Não foram poucos os que notaram ontem a repetição do mesmo tipo de figurino que Bolsonaro vem usando para fritar auxiliares, desde a primeira demissão no primeiro escalão, do ex-secretário de governo Gustavo Bebianno. Bolsonaro deu um prazo de três dias, até amanhã, para Guedes apresentar uma nova proposta para o Renda Brasil, programa que subsituirá o Bolsa Família, que atenda o que quer o presidente.

Na semana passada, Guedes chegou a dizer que esperava que acontecesse esta semana o “Big Bang Day”, numa referência ao momento em que a ciência diz ter havido a explosão que deu início à expansão do universo.

O tal dia celestial deveria ter sido na terça-feira (25). Mas tudo acabou cancelado, e se alguma explosão se deu, ela parece ter sido dado sobre a cabeça do ministro da Economia.

Entre “pobres” e “paupérrimos”

Guedes projetava um modelo que permitiria o aumento tanto do valor médio do Bolsa Família quando do universo de beneficiados. Imaginava aumentar o valor médio de R$ 191 para R$ 250. E atender 25 milhões de famílias (hoje, são 14 milhões). Mas Bolsonaro achou pouco, diante do auxílio emergencial de R$ 600. Queria chegar a R$ 300. Para tanto, Guedes sugeriu então o corte de outros benefícios dados hoje, como o abono salarial, o Farmácia Popular e as deduções de gastos com saúde e educação no imposto de renda. Em Ipatinga, Bolsonaro bateu o pé e avisou que não aceita nada disso.
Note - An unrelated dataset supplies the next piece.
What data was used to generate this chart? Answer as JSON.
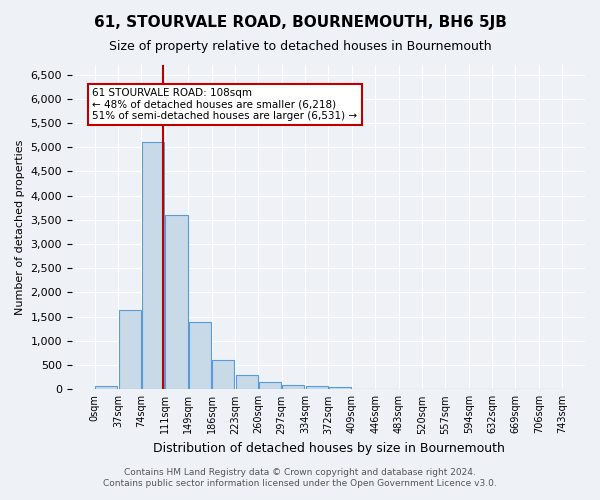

“Ontem, discutimos a possível proposta do Renda Brasil. E eu falei ‘está suspenso’, vamos voltar a conversar. A proposta, como a equipe econômica apareceu para mim, não será enviada ao Parlamento. Não posso tirar de pobres para dar a paupérrimos. Não podemos fazer isso aí”, disse o presidente.

Ou seja: nada está fechado. O presidente insiste em aumentar o valor do benefício. E Guedes tem até amanhã para achar um caminho.

O problema é que não há mágica para esticar o cobertor curto do orçamento público. Para aumentar o valor do benefício mantendo o teto de gastos e o compromisso com a responsabilidade fiscal, Guedes argumenta que terá que tirar o dinheiro de algum lugar. A avaliação na área econômica era que a revisão do abono salarial era “fundamental” para criar espaço no Orçamento para bancar o novo programa, que teria maior alcance e valor de benefício que o Bolsa Família. Só a extinção do abono poderia liberar cerca de R$ 20 bilhões (Com Agências Brasil e Folha).